As Greta and Elián watch their nations tip closer to war, Greta becomes a target in a new kind of game. A game that will end up killing them both—unless she can find a way to break all the rules.
My Rating: ★★★★☆
Despite being spoiled for the end of this book, it still managed to surprise me.
The characters were wonderfully different; each had specific characteristics that set them apart, both in their looks and in their personalities. In this PanPolar (Canadian) Precepture, there were Children from all over the world: Greta, Elián, Li Da-Xia, Thandi, Atta, Han, and Gregori, all of whom grew and developed as the story progresses. I came to love all of these Children, which of course caused a bit of heartbreak along the way.
I liked the concept of this book, and enjoyed Erin Bow’s writing style, though sometimes it could be a little information heavy and dragged out due to its complexity. It definitely had a slower pace than most dystopians, so I can understand why some people may find it boring. This pace to me, however, translated into a suspenseful novel, where you didn’t know who would get in trouble and what the consequences would be.

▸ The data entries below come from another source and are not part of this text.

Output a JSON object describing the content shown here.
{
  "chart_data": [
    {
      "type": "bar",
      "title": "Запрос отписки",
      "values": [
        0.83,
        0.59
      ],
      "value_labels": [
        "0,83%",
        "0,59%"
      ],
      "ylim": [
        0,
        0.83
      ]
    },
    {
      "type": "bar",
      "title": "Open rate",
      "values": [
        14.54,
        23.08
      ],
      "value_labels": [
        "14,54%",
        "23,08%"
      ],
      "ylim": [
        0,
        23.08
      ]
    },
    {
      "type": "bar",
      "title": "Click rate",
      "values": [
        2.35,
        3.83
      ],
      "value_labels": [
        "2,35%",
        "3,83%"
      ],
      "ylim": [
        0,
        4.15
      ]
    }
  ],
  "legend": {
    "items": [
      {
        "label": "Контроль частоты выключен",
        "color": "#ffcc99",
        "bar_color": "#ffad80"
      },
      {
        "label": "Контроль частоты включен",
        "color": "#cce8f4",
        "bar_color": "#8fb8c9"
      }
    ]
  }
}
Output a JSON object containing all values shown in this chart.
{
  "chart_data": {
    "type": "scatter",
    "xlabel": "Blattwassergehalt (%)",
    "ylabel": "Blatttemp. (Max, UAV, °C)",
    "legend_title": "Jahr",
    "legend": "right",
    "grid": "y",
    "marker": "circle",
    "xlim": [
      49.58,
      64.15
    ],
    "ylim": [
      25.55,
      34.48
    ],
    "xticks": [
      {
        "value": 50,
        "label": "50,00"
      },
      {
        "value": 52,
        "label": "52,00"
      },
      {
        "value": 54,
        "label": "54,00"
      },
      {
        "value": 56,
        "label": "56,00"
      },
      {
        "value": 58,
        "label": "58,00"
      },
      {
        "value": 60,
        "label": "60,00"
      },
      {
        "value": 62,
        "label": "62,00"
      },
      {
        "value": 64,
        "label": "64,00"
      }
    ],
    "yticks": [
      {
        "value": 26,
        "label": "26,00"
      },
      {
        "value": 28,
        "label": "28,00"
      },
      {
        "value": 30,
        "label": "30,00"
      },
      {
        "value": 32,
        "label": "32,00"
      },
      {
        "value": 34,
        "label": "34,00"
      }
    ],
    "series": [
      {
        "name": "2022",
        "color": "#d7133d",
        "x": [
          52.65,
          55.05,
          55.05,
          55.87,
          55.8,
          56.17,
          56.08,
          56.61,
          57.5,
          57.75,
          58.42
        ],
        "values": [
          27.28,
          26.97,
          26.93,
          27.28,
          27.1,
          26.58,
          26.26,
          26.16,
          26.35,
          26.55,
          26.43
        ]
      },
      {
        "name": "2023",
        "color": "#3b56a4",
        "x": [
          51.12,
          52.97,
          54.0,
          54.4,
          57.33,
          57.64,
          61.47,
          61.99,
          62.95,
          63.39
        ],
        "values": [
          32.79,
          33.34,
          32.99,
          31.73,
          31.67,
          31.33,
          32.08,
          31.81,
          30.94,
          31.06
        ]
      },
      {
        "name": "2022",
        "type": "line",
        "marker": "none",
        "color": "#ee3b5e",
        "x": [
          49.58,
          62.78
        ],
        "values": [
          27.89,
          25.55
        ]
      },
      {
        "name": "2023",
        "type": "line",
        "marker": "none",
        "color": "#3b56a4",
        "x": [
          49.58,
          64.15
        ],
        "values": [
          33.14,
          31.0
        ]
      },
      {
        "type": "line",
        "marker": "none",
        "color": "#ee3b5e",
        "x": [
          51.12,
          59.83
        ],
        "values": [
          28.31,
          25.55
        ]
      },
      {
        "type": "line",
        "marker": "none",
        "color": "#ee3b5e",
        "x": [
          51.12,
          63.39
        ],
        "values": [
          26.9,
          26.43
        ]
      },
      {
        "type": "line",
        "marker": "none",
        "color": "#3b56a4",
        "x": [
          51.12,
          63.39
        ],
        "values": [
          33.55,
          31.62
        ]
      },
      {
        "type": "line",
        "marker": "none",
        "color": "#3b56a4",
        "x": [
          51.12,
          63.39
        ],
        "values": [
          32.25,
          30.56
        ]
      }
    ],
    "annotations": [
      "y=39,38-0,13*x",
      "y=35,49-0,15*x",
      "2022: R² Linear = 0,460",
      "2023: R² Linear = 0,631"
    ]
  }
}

The Scorpion Rules also really changes up how you see the person you would assume to be the enemy. Since Talis is the one who’s pretty much in charge, in the usual dystopian that would be the person you’d expect the teenagers to take down. But Talis is given a personality, a real humanness and backstory despite being a ruthless AI, that makes you kind of like him. We may not agree with all of his actions, but he is the AI who has managed to bring the world peace.
And if you’re wondering about romance, it doesn’t play a major role in this book. There is a little bit of it, including LGBTQAI+ romance. This book also manages to touch on different kinds of love outside of romantic love, particularly love between supportive friends.
Overall: A suspenseful and complex read that has me excited to read the next book, The Swan Riders.